Namun semakin aku menghindarinya, semakin gencar pula Memey melancarkan
aksinya mondar mandir di depan rumah nenekku apabila mengetahui aku ada
disana.
Akhirnya karena merasa tak tahan melihat Memey selalu mondar mandir
akupun langsung menyapanya dan menghentikan langkahnya. Memeypun nampak
tersenyum puas saat aku menegurnya.
“Kenapa sih kayaknya Koko menghindari Memey... Memey kan Cuma mau
ngucapin selamat hari raya aja ke Koko...” Sahut Memey sambil
menyunggingkan senyumannya yang sedikit manis.

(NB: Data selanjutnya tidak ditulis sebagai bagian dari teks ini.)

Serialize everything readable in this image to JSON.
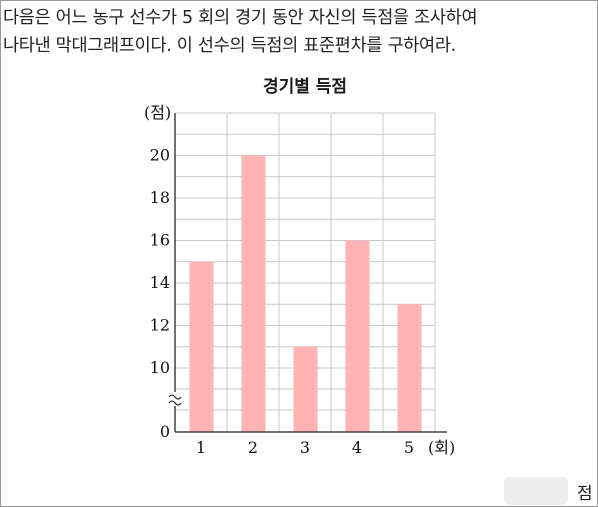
{
  "question": {
    "line1": "다음은 어느 농구 선수가 5 회의 경기 동안 자신의 득점을 조사하여",
    "line2": "나타낸 막대그래프이다. 이 선수의 득점의 표준편차를 구하여라."
  },
  "chart_data": {
    "type": "bar",
    "title": "경기별 득점",
    "categories": [
      "1",
      "2",
      "3",
      "4",
      "5"
    ],
    "values": [
      15,
      20,
      11,
      16,
      13
    ],
    "xlabel": "(회)",
    "ylabel": "(점)",
    "ylim": [
      0,
      21
    ],
    "axis_break": true,
    "y_ticks": [
      "10",
      "12",
      "14",
      "16",
      "18",
      "20"
    ],
    "y_zero_label": "0",
    "grid": true,
    "bar_color": "#ffb3b3"
  },
  "answer": {
    "value": "",
    "unit": "점"
  }
}
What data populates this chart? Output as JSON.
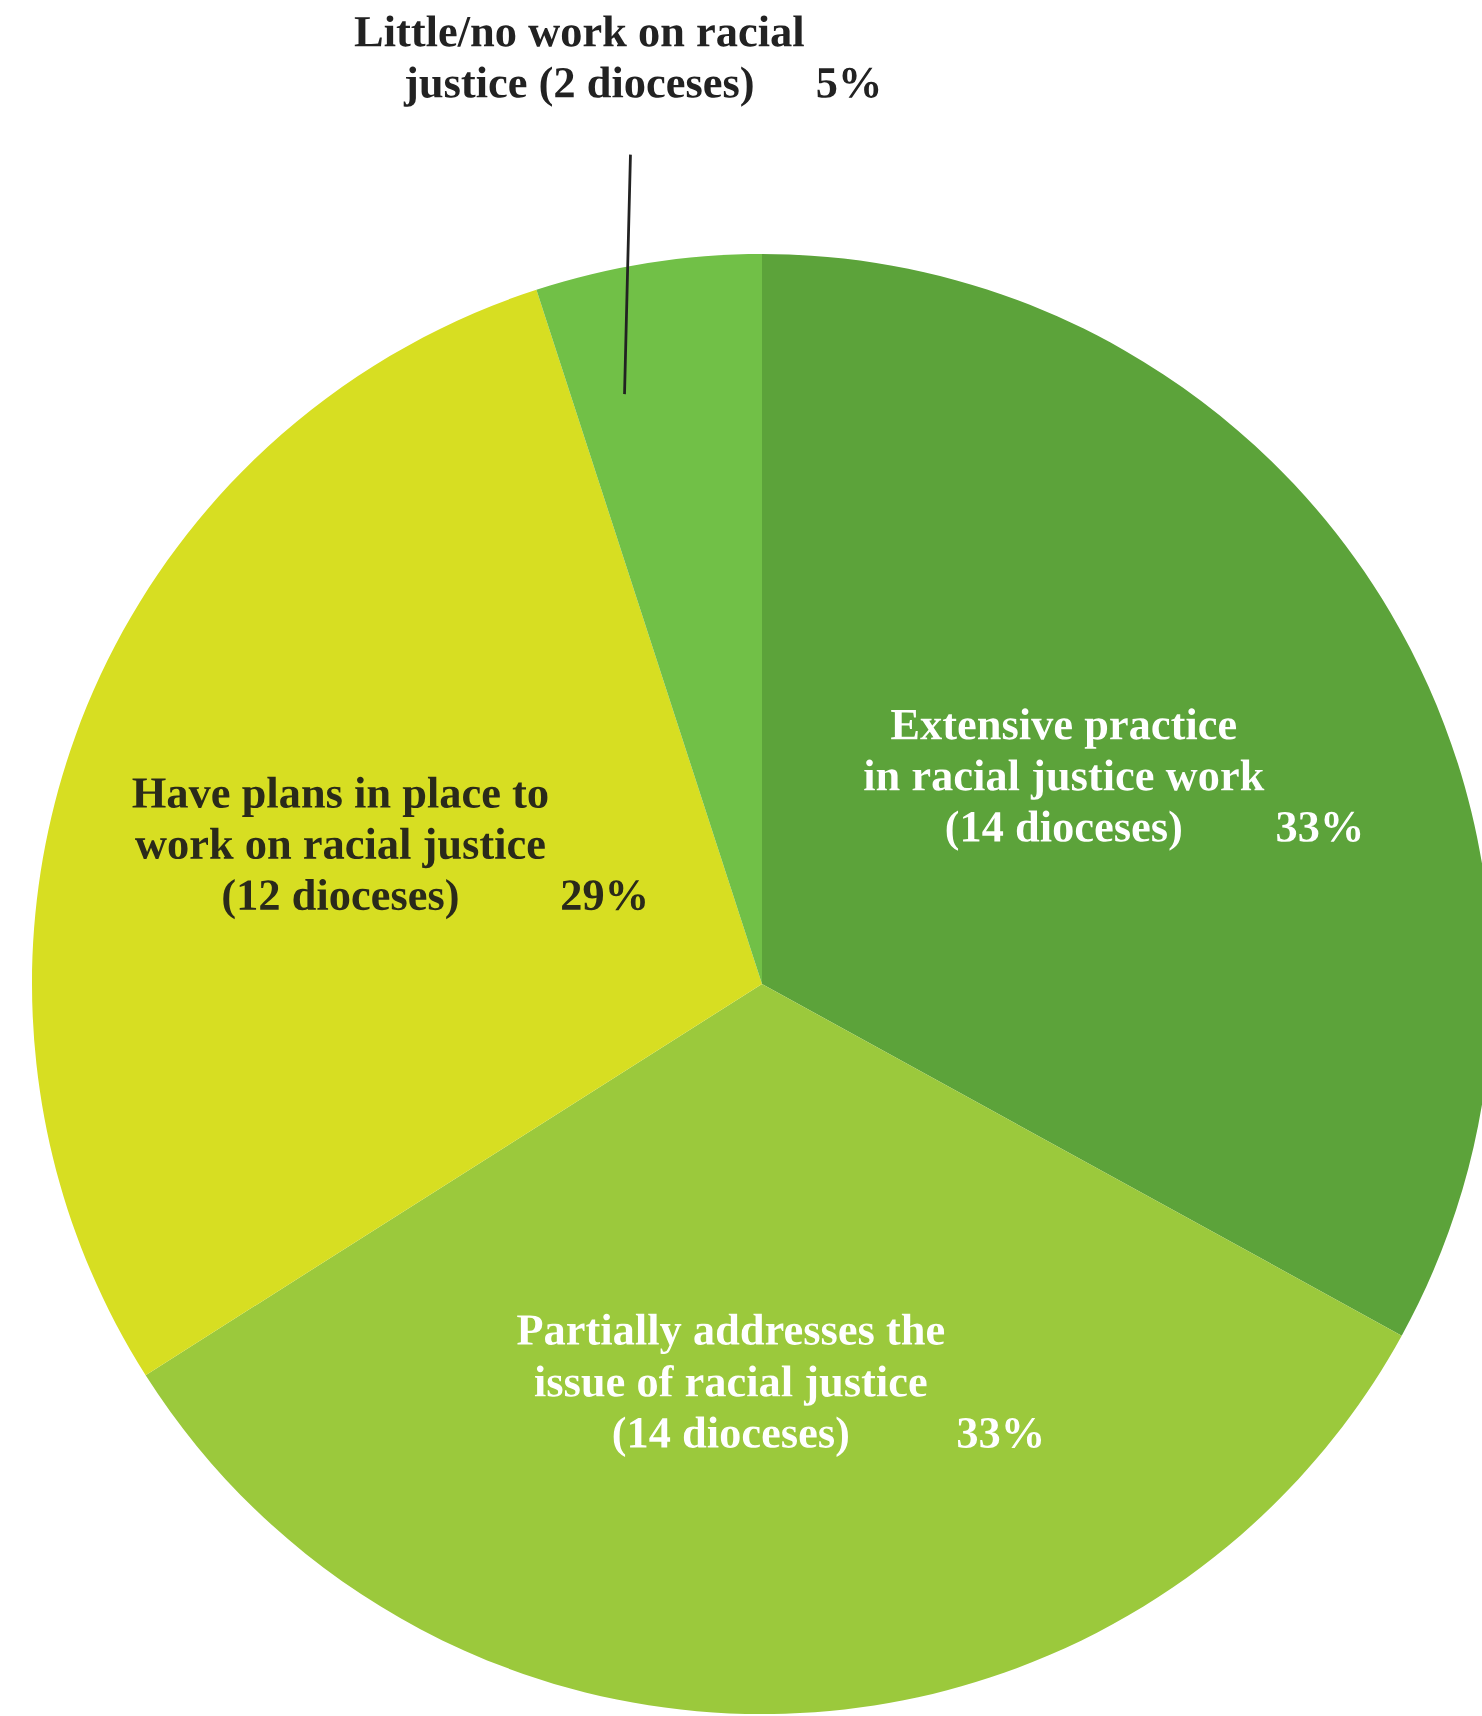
{
  "chart_data": {
    "type": "pie",
    "categories": [
      "Extensive practice\nin racial justice work\n(14 dioceses)",
      "Partially addresses the\nissue of racial justice\n(14 dioceses)",
      "Have plans in place to\nwork on racial justice\n(12 dioceses)",
      "Little/no work on racial\njustice (2 dioceses)"
    ],
    "values": [
      33,
      33,
      29,
      5
    ],
    "colors": [
      "#5ca33a",
      "#9bc93c",
      "#d7de22",
      "#71c047"
    ],
    "value_labels": [
      "33%",
      "33%",
      "29%",
      "5%"
    ]
  }
}
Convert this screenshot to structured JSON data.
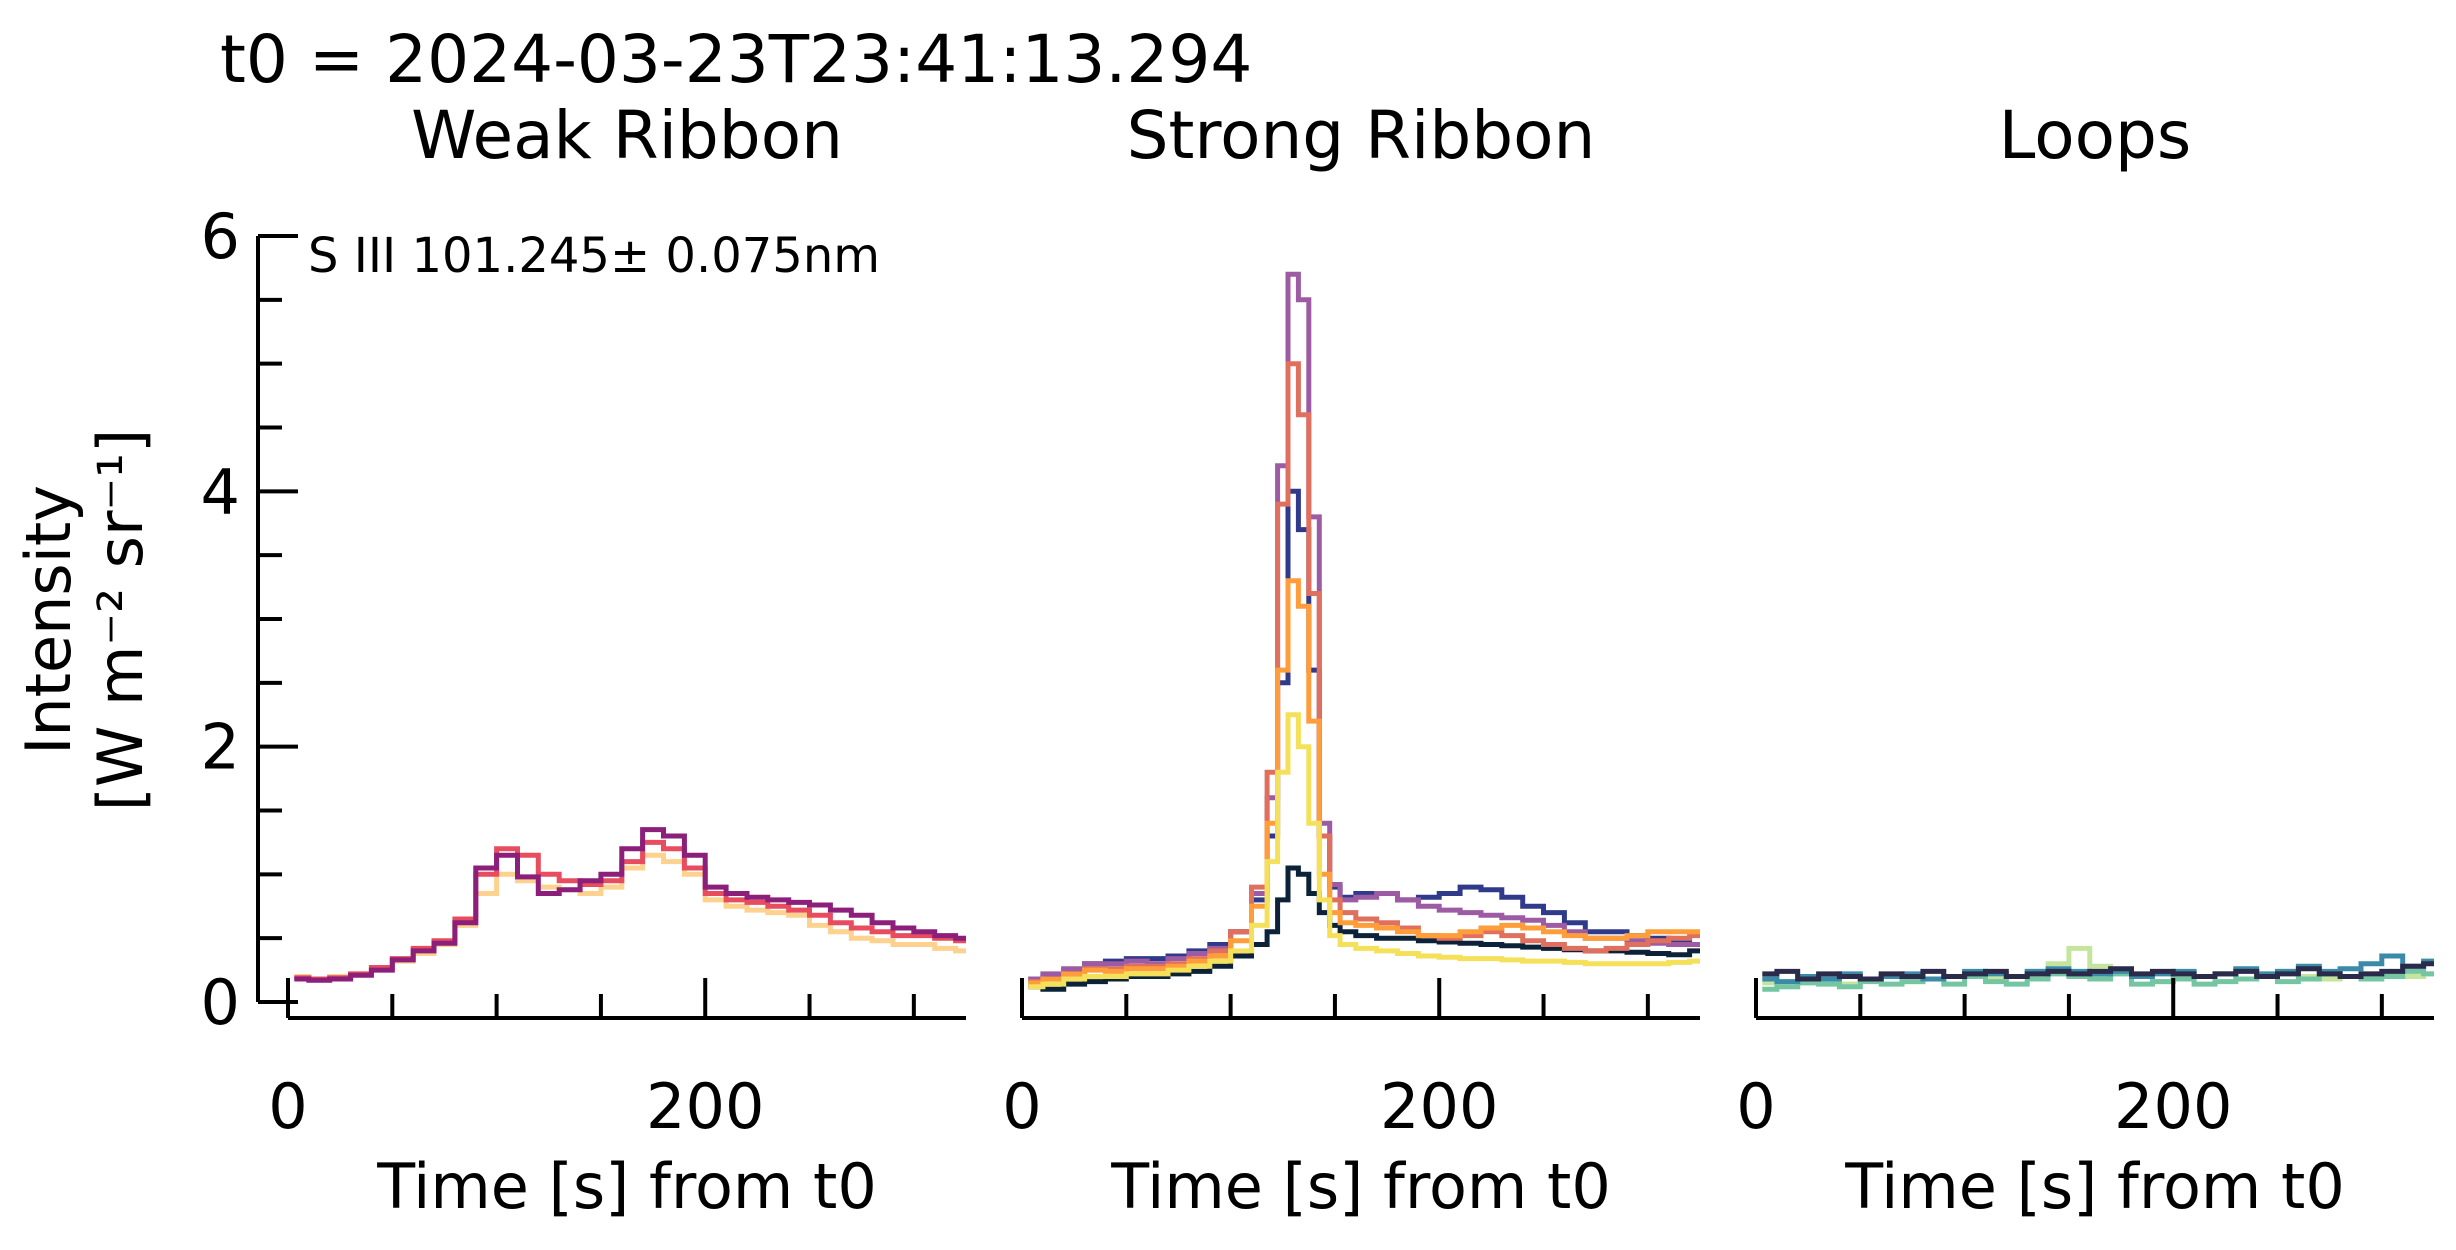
{
  "figure": {
    "suptitle": "t0 = 2024-03-23T23:41:13.294"
  },
  "chart_data": [
    {
      "type": "line",
      "title": "Weak Ribbon",
      "xlabel": "Time [s] from t0",
      "ylabel_line1": "Intensity",
      "ylabel_line2": "[W m⁻² sr⁻¹]",
      "annotation": "S III 101.245± 0.075nm",
      "xlim": [
        0,
        325
      ],
      "ylim": [
        0,
        6
      ],
      "xticks": [
        0,
        200
      ],
      "xtick_labels": [
        "0",
        "200"
      ],
      "yticks": [
        0,
        2,
        4,
        6
      ],
      "ytick_labels": [
        "0",
        "2",
        "4",
        "6"
      ],
      "step": "step",
      "x": [
        5,
        15,
        25,
        35,
        45,
        55,
        65,
        75,
        85,
        95,
        105,
        115,
        125,
        135,
        145,
        155,
        165,
        175,
        185,
        195,
        205,
        215,
        225,
        235,
        245,
        255,
        265,
        275,
        285,
        295,
        305,
        315,
        325
      ],
      "series": [
        {
          "color": "#fcd28e",
          "values": [
            0.2,
            0.18,
            0.2,
            0.22,
            0.26,
            0.32,
            0.38,
            0.45,
            0.6,
            0.85,
            1.0,
            0.95,
            0.9,
            0.88,
            0.85,
            0.9,
            1.05,
            1.15,
            1.1,
            1.0,
            0.8,
            0.75,
            0.72,
            0.7,
            0.68,
            0.6,
            0.55,
            0.5,
            0.48,
            0.45,
            0.45,
            0.42,
            0.4
          ]
        },
        {
          "color": "#e84d5f",
          "values": [
            0.19,
            0.18,
            0.19,
            0.22,
            0.27,
            0.34,
            0.42,
            0.48,
            0.65,
            1.0,
            1.2,
            1.15,
            1.0,
            0.95,
            0.92,
            0.95,
            1.1,
            1.25,
            1.2,
            1.05,
            0.85,
            0.8,
            0.78,
            0.75,
            0.72,
            0.68,
            0.62,
            0.58,
            0.55,
            0.52,
            0.52,
            0.5,
            0.48
          ]
        },
        {
          "color": "#8b1f7a",
          "values": [
            0.18,
            0.17,
            0.18,
            0.21,
            0.25,
            0.33,
            0.4,
            0.46,
            0.62,
            1.05,
            1.15,
            0.98,
            0.85,
            0.88,
            0.95,
            1.0,
            1.2,
            1.35,
            1.3,
            1.15,
            0.9,
            0.85,
            0.82,
            0.8,
            0.78,
            0.76,
            0.72,
            0.68,
            0.62,
            0.58,
            0.55,
            0.52,
            0.5
          ]
        }
      ]
    },
    {
      "type": "line",
      "title": "Strong Ribbon",
      "xlabel": "Time [s] from t0",
      "xlim": [
        0,
        325
      ],
      "ylim": [
        0,
        6
      ],
      "xticks": [
        0,
        200
      ],
      "xtick_labels": [
        "0",
        "200"
      ],
      "step": "step",
      "x": [
        5,
        15,
        25,
        35,
        45,
        55,
        65,
        75,
        85,
        95,
        105,
        115,
        120,
        125,
        130,
        135,
        140,
        145,
        150,
        155,
        165,
        175,
        185,
        195,
        205,
        215,
        225,
        235,
        245,
        255,
        265,
        275,
        285,
        295,
        305,
        315,
        325
      ],
      "series": [
        {
          "color": "#0b2239",
          "values": [
            0.12,
            0.1,
            0.14,
            0.16,
            0.18,
            0.2,
            0.2,
            0.22,
            0.24,
            0.28,
            0.36,
            0.45,
            0.55,
            0.8,
            1.05,
            1.0,
            0.85,
            0.7,
            0.6,
            0.55,
            0.52,
            0.5,
            0.5,
            0.48,
            0.47,
            0.46,
            0.45,
            0.44,
            0.43,
            0.42,
            0.41,
            0.4,
            0.4,
            0.39,
            0.38,
            0.37,
            0.4
          ]
        },
        {
          "color": "#303a8a",
          "values": [
            0.18,
            0.2,
            0.25,
            0.3,
            0.32,
            0.34,
            0.34,
            0.36,
            0.4,
            0.45,
            0.55,
            0.8,
            1.3,
            2.5,
            4.0,
            3.7,
            2.6,
            1.3,
            0.9,
            0.82,
            0.85,
            0.85,
            0.8,
            0.82,
            0.85,
            0.9,
            0.88,
            0.82,
            0.75,
            0.7,
            0.62,
            0.55,
            0.55,
            0.52,
            0.5,
            0.48,
            0.45
          ]
        },
        {
          "color": "#9c5ba3",
          "values": [
            0.18,
            0.22,
            0.26,
            0.3,
            0.3,
            0.32,
            0.3,
            0.34,
            0.38,
            0.42,
            0.55,
            0.85,
            1.6,
            4.2,
            5.7,
            5.5,
            3.8,
            1.4,
            0.92,
            0.8,
            0.82,
            0.85,
            0.8,
            0.75,
            0.72,
            0.7,
            0.68,
            0.66,
            0.64,
            0.6,
            0.55,
            0.5,
            0.5,
            0.48,
            0.46,
            0.45,
            0.45
          ]
        },
        {
          "color": "#e0705e",
          "values": [
            0.16,
            0.18,
            0.22,
            0.26,
            0.26,
            0.28,
            0.28,
            0.3,
            0.34,
            0.4,
            0.55,
            0.9,
            1.8,
            3.9,
            5.0,
            4.6,
            3.2,
            1.3,
            0.8,
            0.7,
            0.65,
            0.62,
            0.58,
            0.52,
            0.5,
            0.52,
            0.55,
            0.52,
            0.48,
            0.45,
            0.42,
            0.4,
            0.42,
            0.45,
            0.48,
            0.5,
            0.52
          ]
        },
        {
          "color": "#ff9d3a",
          "values": [
            0.15,
            0.18,
            0.22,
            0.25,
            0.24,
            0.26,
            0.26,
            0.28,
            0.32,
            0.36,
            0.48,
            0.75,
            1.4,
            2.6,
            3.3,
            3.1,
            2.2,
            1.0,
            0.7,
            0.62,
            0.6,
            0.58,
            0.55,
            0.52,
            0.52,
            0.55,
            0.58,
            0.6,
            0.58,
            0.55,
            0.52,
            0.5,
            0.5,
            0.52,
            0.55,
            0.55,
            0.55
          ]
        },
        {
          "color": "#f5e05a",
          "values": [
            0.12,
            0.14,
            0.18,
            0.2,
            0.2,
            0.22,
            0.22,
            0.25,
            0.28,
            0.32,
            0.4,
            0.6,
            1.1,
            1.8,
            2.25,
            2.0,
            1.4,
            0.8,
            0.52,
            0.45,
            0.42,
            0.4,
            0.38,
            0.36,
            0.35,
            0.34,
            0.34,
            0.33,
            0.32,
            0.32,
            0.31,
            0.3,
            0.3,
            0.3,
            0.3,
            0.31,
            0.32
          ]
        }
      ]
    },
    {
      "type": "line",
      "title": "Loops",
      "xlabel": "Time [s] from t0",
      "xlim": [
        0,
        325
      ],
      "ylim": [
        0,
        6
      ],
      "xticks": [
        0,
        200
      ],
      "xtick_labels": [
        "0",
        "200"
      ],
      "step": "step",
      "x": [
        5,
        15,
        25,
        35,
        45,
        55,
        65,
        75,
        85,
        95,
        105,
        115,
        125,
        135,
        145,
        155,
        165,
        175,
        185,
        195,
        205,
        215,
        225,
        235,
        245,
        255,
        265,
        275,
        285,
        295,
        305,
        315,
        325
      ],
      "series": [
        {
          "color": "#c5e59e",
          "values": [
            0.15,
            0.12,
            0.16,
            0.18,
            0.14,
            0.18,
            0.2,
            0.16,
            0.18,
            0.2,
            0.22,
            0.18,
            0.2,
            0.24,
            0.3,
            0.42,
            0.28,
            0.22,
            0.2,
            0.16,
            0.18,
            0.2,
            0.22,
            0.18,
            0.2,
            0.24,
            0.2,
            0.18,
            0.2,
            0.22,
            0.22,
            0.2,
            0.22
          ]
        },
        {
          "color": "#74c6a3",
          "values": [
            0.1,
            0.12,
            0.15,
            0.14,
            0.12,
            0.16,
            0.14,
            0.16,
            0.18,
            0.14,
            0.2,
            0.16,
            0.14,
            0.18,
            0.22,
            0.2,
            0.18,
            0.22,
            0.14,
            0.16,
            0.18,
            0.14,
            0.16,
            0.18,
            0.2,
            0.16,
            0.18,
            0.22,
            0.2,
            0.18,
            0.2,
            0.24,
            0.22
          ]
        },
        {
          "color": "#3a8aa8",
          "values": [
            0.18,
            0.16,
            0.2,
            0.18,
            0.22,
            0.18,
            0.2,
            0.22,
            0.18,
            0.2,
            0.24,
            0.22,
            0.2,
            0.24,
            0.26,
            0.24,
            0.22,
            0.24,
            0.2,
            0.22,
            0.24,
            0.2,
            0.22,
            0.26,
            0.22,
            0.24,
            0.28,
            0.24,
            0.26,
            0.3,
            0.36,
            0.28,
            0.32
          ]
        },
        {
          "color": "#2a2a4a",
          "values": [
            0.22,
            0.24,
            0.18,
            0.22,
            0.2,
            0.18,
            0.22,
            0.2,
            0.24,
            0.2,
            0.22,
            0.24,
            0.2,
            0.22,
            0.24,
            0.22,
            0.24,
            0.26,
            0.22,
            0.24,
            0.22,
            0.2,
            0.22,
            0.24,
            0.2,
            0.22,
            0.26,
            0.22,
            0.2,
            0.22,
            0.24,
            0.28,
            0.3
          ]
        }
      ]
    }
  ]
}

“Jangan disini... Kalo mau ngomong mending cari tempat lain aja... Dan
makasih atas ucapan selamat hari rayanya.” Sahutku sambil menarik Memey
menjauh dari rumah nenekku.
“Loh... Emang Koko mau ngomong apa..? Kok pake narik narik Memey segala
sih..?” Sahutnya pura pura tak mengerti sambil masih tersenyum
menggodaku. Namun aku tak menggubris ucapannya dan masih tetap menarik
tangannya.
Aku sengaja mengajak Memey berjalan menuju pantai tempatku biasa duduk
berdua dengan Dian sambil menikmati sepiring pecel lontong. Maksudnya
agar tidak ada orang lain yang melihat kami sedang berduaan.
Sepanjang jalan Memey sepertinya sangat menikmati genggaman tanganku,
atau lebih tepatnya tarikan tanganku ke tangannya. Bukannya berusaha
melepaskan tanganku, Memey malah semakin menggenggam erat tanganku
selama aku menuntunnya menuju pantai. Sepertinya Memey sangat pintar
mengambil kesempatan dalam suasana seperti ini.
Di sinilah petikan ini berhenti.